Several days later, I looked again upon the vase and was astounded to find that the flower had dissolved and become one with it. Its pulse had increased in speed and intensity, a curious result that seemed to satisfy the creature. “She has transcended,” he sighed with gladness, bowing his head in reverence. I learned later that the vase was made of ja’dan, a dark blue stone capable of harnessing and spreading the celestial energy of all lifeforms. To my new friend, the flower had simply returned its energy to the collective, living on in every Malic that is, was, or ever will be.
I imagine that I am not the first traveler to encounter the Malics only to feel, upon leaving them, abruptly, painfully alone in the universe.
“How will doing the same thing day in and day out connect me to the Creator?” I remember asking the same question when I was a just a novitiate, like yourself. The best I can do is tell you how I found my way, though every priest’s journey is different.
As you no doubt learned during your first few weeks of training, we practice a daily spiritual regimen to nourish all five parts of the self. These five parts are, in order of practice: the waking self (First Glow), the physical self (Bonfire), the mental self (Glimmer), the social self (The Rekindling), and the spiritual self (Candlelight). A mouthful, I know, but don’t forget, young one: we must cleanse ourselves to receive both the Creator and our fellow living things. As the Creator’s prophet Amalfia once said, “All we are is all we are.”
Each step requires a cleansing action that we must perform five times, thus counting off five beads on our prayer cords during each step. For instance, upon waking, we cleanse our feet and welcome five creatures to the day. For the physical self, we channel the trees, opening our minds to their ancient strength. And at night – my favorite step, I must say – we gather together to welcome each other and share our joyous experiences.
And so what of connecting with the Creator? You need only look to the trees, listen to the creatures as you walk amongst them, and let the heartbeat of the earth move through your cleansed feet into your own heart…and you will know the face, the hand, and the love of the Creator and all that it made, including yourself.
One cannot visit a tavern in the Malic kingdom of Hearth without hearing tales of Lumena the Silver, a just and gentle queen from the ancient times of First Glow. Lumena reigned over all that the suns and stars could touch, tending to the heartbeat of the earth by favoring structures and rituals that preserved its treasures; for this, her subjects worshipped her happily. This was also due in no small part to the fact that her bloodline was intermingled with that of the Comet Riders. The proof was in the lady’s radiant silver hair.

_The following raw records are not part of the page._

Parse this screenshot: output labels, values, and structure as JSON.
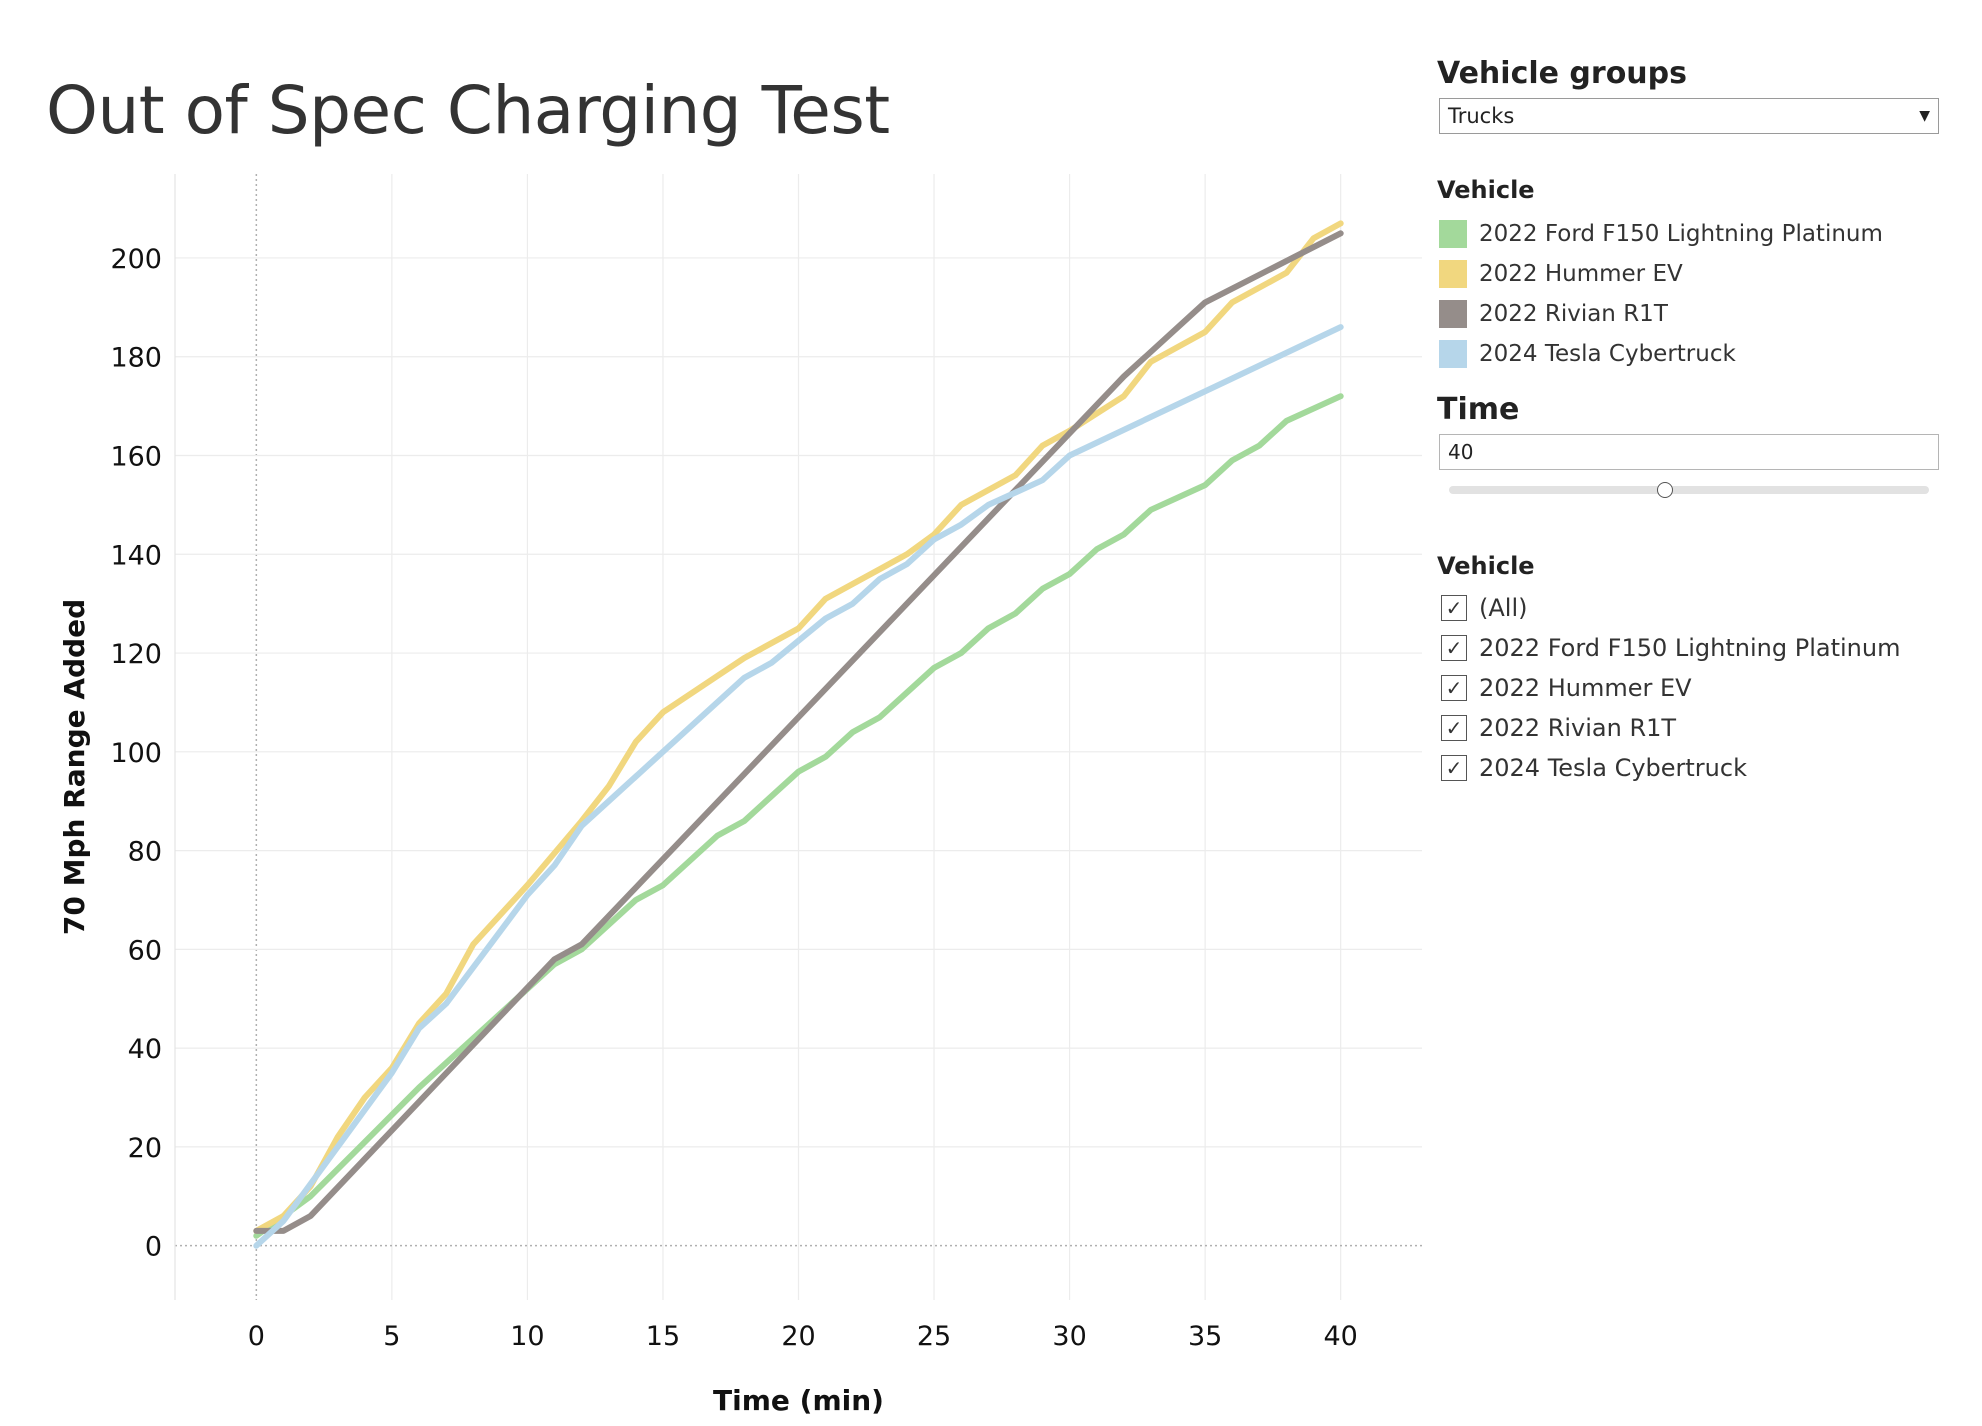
{
  "title": "Out of Spec Charging Test",
  "controls": {
    "vehicle_groups": {
      "label": "Vehicle groups",
      "value": "Trucks"
    },
    "legend": {
      "label": "Vehicle"
    },
    "time": {
      "label": "Time",
      "value": "40",
      "min": 0,
      "max": 80,
      "fraction": 0.45
    },
    "vehicle_filter": {
      "label": "Vehicle",
      "options": [
        {
          "label": "(All)",
          "checked": true
        },
        {
          "label": "2022 Ford F150 Lightning Platinum",
          "checked": true
        },
        {
          "label": "2022 Hummer EV",
          "checked": true
        },
        {
          "label": "2022 Rivian R1T",
          "checked": true
        },
        {
          "label": "2024 Tesla Cybertruck",
          "checked": true
        }
      ]
    }
  },
  "chart_data": {
    "type": "line",
    "xlabel": "Time (min)",
    "ylabel": "70 Mph Range Added",
    "xlim": [
      -3,
      43
    ],
    "ylim": [
      -11,
      217
    ],
    "xticks": [
      0,
      5,
      10,
      15,
      20,
      25,
      30,
      35,
      40
    ],
    "yticks": [
      0,
      20,
      40,
      60,
      80,
      100,
      120,
      140,
      160,
      180,
      200
    ],
    "grid": true,
    "legend_position": "right",
    "series": [
      {
        "name": "2022 Ford F150 Lightning Platinum",
        "color": "#a3d99b",
        "x": [
          0,
          2,
          4,
          6,
          8,
          10,
          11,
          12,
          14,
          15,
          17,
          18,
          20,
          21,
          22,
          23,
          25,
          26,
          27,
          28,
          29,
          30,
          31,
          32,
          33,
          35,
          36,
          37,
          38,
          40
        ],
        "y": [
          2,
          10,
          21,
          32,
          42,
          52,
          57,
          60,
          70,
          73,
          83,
          86,
          96,
          99,
          104,
          107,
          117,
          120,
          125,
          128,
          133,
          136,
          141,
          144,
          149,
          154,
          159,
          162,
          167,
          172
        ]
      },
      {
        "name": "2022 Hummer EV",
        "color": "#f1d77f",
        "x": [
          0,
          1,
          2,
          3,
          4,
          5,
          6,
          7,
          8,
          10,
          12,
          13,
          14,
          15,
          18,
          20,
          21,
          24,
          25,
          26,
          28,
          29,
          30,
          32,
          33,
          35,
          36,
          38,
          39,
          40
        ],
        "y": [
          3,
          6,
          12,
          22,
          30,
          36,
          45,
          51,
          61,
          73,
          86,
          93,
          102,
          108,
          119,
          125,
          131,
          140,
          144,
          150,
          156,
          162,
          165,
          172,
          179,
          185,
          191,
          197,
          204,
          207
        ]
      },
      {
        "name": "2022 Rivian R1T",
        "color": "#958d8a",
        "x": [
          0,
          1,
          2,
          11,
          12,
          32,
          35,
          40
        ],
        "y": [
          3,
          3,
          6,
          58,
          61,
          176,
          191,
          205
        ]
      },
      {
        "name": "2024 Tesla Cybertruck",
        "color": "#b6d6ea",
        "x": [
          0,
          1,
          3,
          5,
          6,
          7,
          10,
          11,
          12,
          18,
          19,
          21,
          22,
          23,
          24,
          25,
          26,
          27,
          29,
          30,
          40
        ],
        "y": [
          0,
          5,
          20,
          35,
          44,
          49,
          71,
          77,
          85,
          115,
          118,
          127,
          130,
          135,
          138,
          143,
          146,
          150,
          155,
          160,
          186
        ]
      }
    ]
  }
}
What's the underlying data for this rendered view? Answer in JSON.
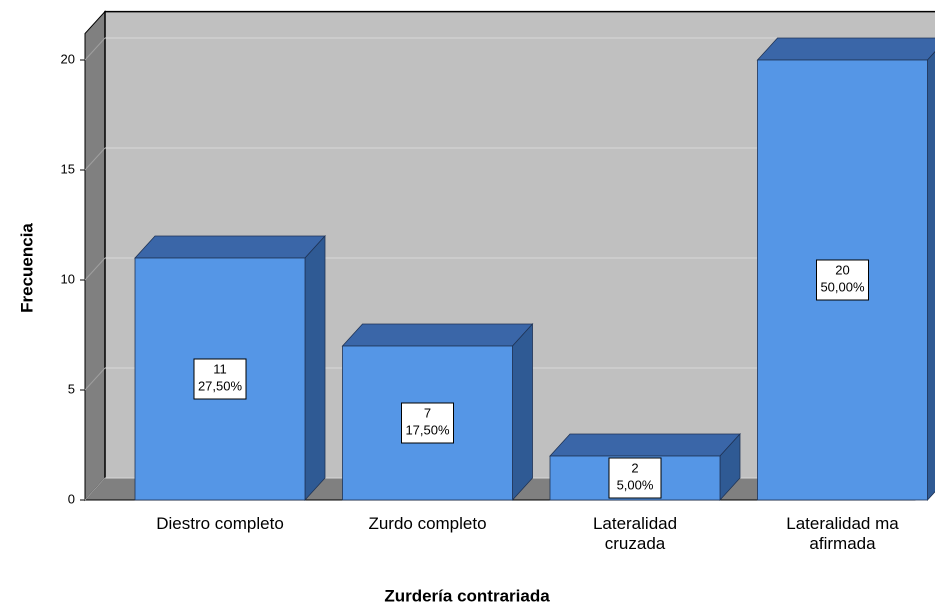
{
  "chart_data": {
    "type": "bar3d",
    "xlabel": "Zurdería contrariada",
    "ylabel": "Frecuencia",
    "categories": [
      "Diestro completo",
      "Zurdo completo",
      "Lateralidad\ncruzada",
      "Lateralidad ma\nafirmada"
    ],
    "values": [
      11,
      7,
      2,
      20
    ],
    "percents": [
      27.5,
      17.5,
      5,
      50
    ],
    "percent_labels": [
      "27,50%",
      "17,50%",
      "5,00%",
      "50,00%"
    ],
    "color": "#5596e6",
    "ylim": [
      0,
      21.2
    ],
    "yticks": [
      0,
      5,
      10,
      15,
      20
    ],
    "grid": true
  }
}
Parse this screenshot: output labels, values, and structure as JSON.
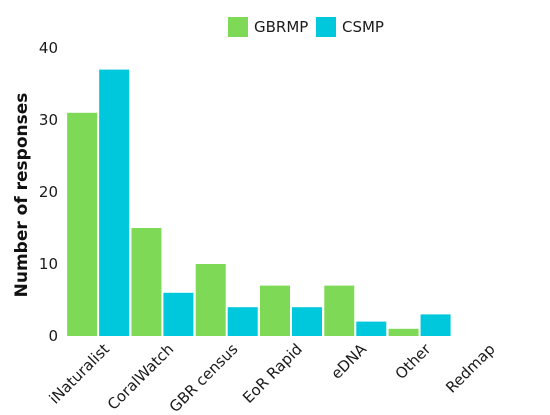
{
  "chart_data": {
    "type": "bar",
    "title": "",
    "xlabel": "",
    "ylabel": "Number of responses",
    "categories": [
      "iNaturalist",
      "CoralWatch",
      "GBR census",
      "EoR Rapid",
      "eDNA",
      "Other",
      "Redmap"
    ],
    "series": [
      {
        "name": "GBRMP",
        "color": "#7ed957",
        "values": [
          31,
          15,
          10,
          7,
          7,
          1,
          0
        ]
      },
      {
        "name": "CSMP",
        "color": "#00c8dc",
        "values": [
          37,
          6,
          4,
          4,
          2,
          3,
          0
        ]
      }
    ],
    "ylim": [
      0,
      40
    ],
    "yticks": [
      0,
      10,
      20,
      30,
      40
    ],
    "grid": false,
    "legend_position": "top-center"
  }
}
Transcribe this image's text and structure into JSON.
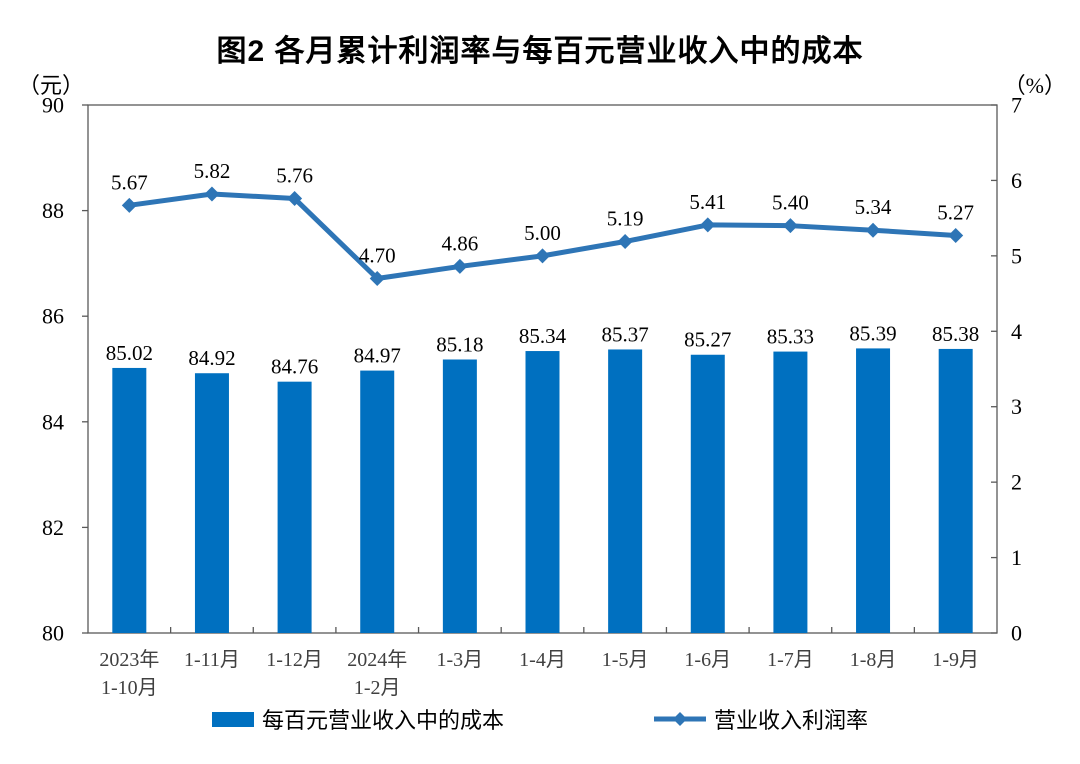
{
  "title": "图2 各月累计利润率与每百元营业收入中的成本",
  "left_axis_unit": "（元）",
  "right_axis_unit": "（%）",
  "legend": {
    "bar_label": "每百元营业收入中的成本",
    "line_label": "营业收入利润率"
  },
  "colors": {
    "bar": "#0070C0",
    "line": "#2E75B6",
    "marker": "#2E75B6",
    "axis": "#595959",
    "value_label": "#000000",
    "category_label": "#404040"
  },
  "chart_data": {
    "type": "bar",
    "subtype": "combo-bar-line-dual-axis",
    "title": "图2 各月累计利润率与每百元营业收入中的成本",
    "categories": [
      [
        "2023年",
        "1-10月"
      ],
      [
        "1-11月"
      ],
      [
        "1-12月"
      ],
      [
        "2024年",
        "1-2月"
      ],
      [
        "1-3月"
      ],
      [
        "1-4月"
      ],
      [
        "1-5月"
      ],
      [
        "1-6月"
      ],
      [
        "1-7月"
      ],
      [
        "1-8月"
      ],
      [
        "1-9月"
      ]
    ],
    "series": [
      {
        "name": "每百元营业收入中的成本",
        "type": "bar",
        "axis": "left",
        "values": [
          85.02,
          84.92,
          84.76,
          84.97,
          85.18,
          85.34,
          85.37,
          85.27,
          85.33,
          85.39,
          85.38
        ]
      },
      {
        "name": "营业收入利润率",
        "type": "line",
        "axis": "right",
        "values": [
          5.67,
          5.82,
          5.76,
          4.7,
          4.86,
          5.0,
          5.19,
          5.41,
          5.4,
          5.34,
          5.27
        ]
      }
    ],
    "left_axis": {
      "label": "（元）",
      "min": 80,
      "max": 90,
      "ticks": [
        90,
        88,
        86,
        84,
        82,
        80
      ]
    },
    "right_axis": {
      "label": "（%）",
      "min": 0,
      "max": 7,
      "ticks": [
        7,
        6,
        5,
        4,
        3,
        2,
        1,
        0
      ]
    },
    "grid": false,
    "legend_position": "bottom",
    "data_labels": true
  }
}
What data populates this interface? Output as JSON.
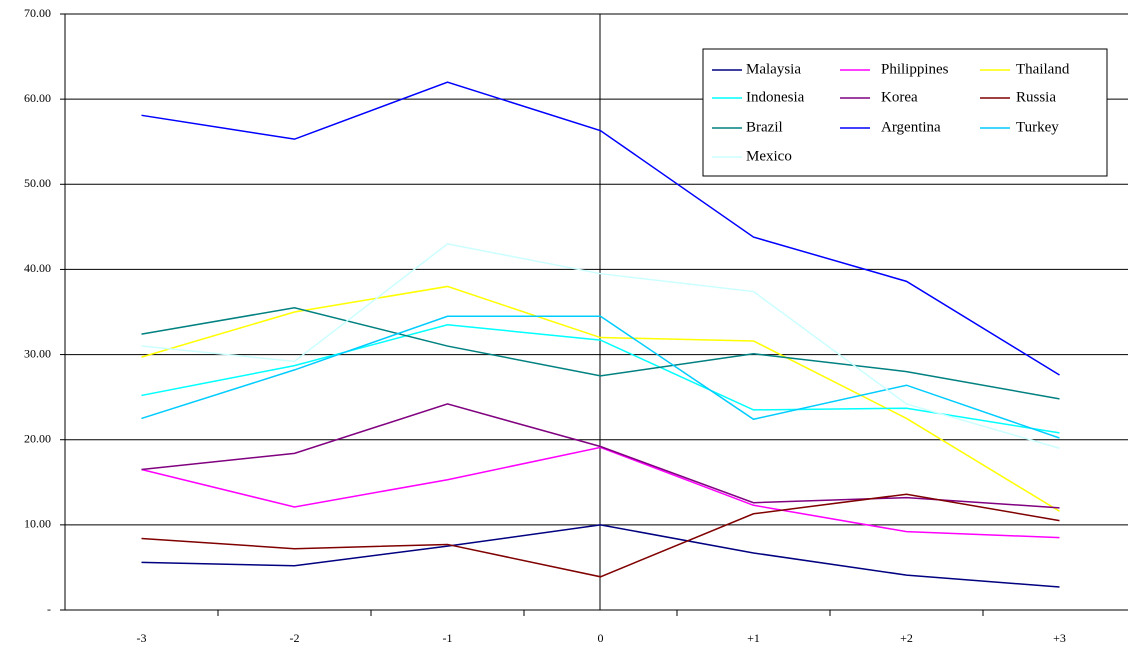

Alas, her lineage did not grant immunity to misfortune. Queen Lumena bore a dark-haired girl called Mira, whom she loved more than the stars. But those who would wish the queen harm looked upon her joy with only hate and jealousy, and a short while later, the girl fell ill from an unknown poison. Healing salves had no effect, and Malic priests kept vigil over the princess. One priest was so deeply moved by the queen’s sorrow that he ventured to Mount H’ol’Abi, the most revered mountain in Malic Mysticism, for spiritual guidance. Once he reached the summit, the priest collected a jar of soil, as the mystics believe that Comet Riders once visited the peak. Grateful for the gift, the queen kept the jar by her daughter’s bedside.
No one knows for sure whether the soil was the cause, but the princess arose in perfect health the next day. Her dark hair had become a radiant shade of silver, ushering in an era of peace and prosperity throughout Hearth.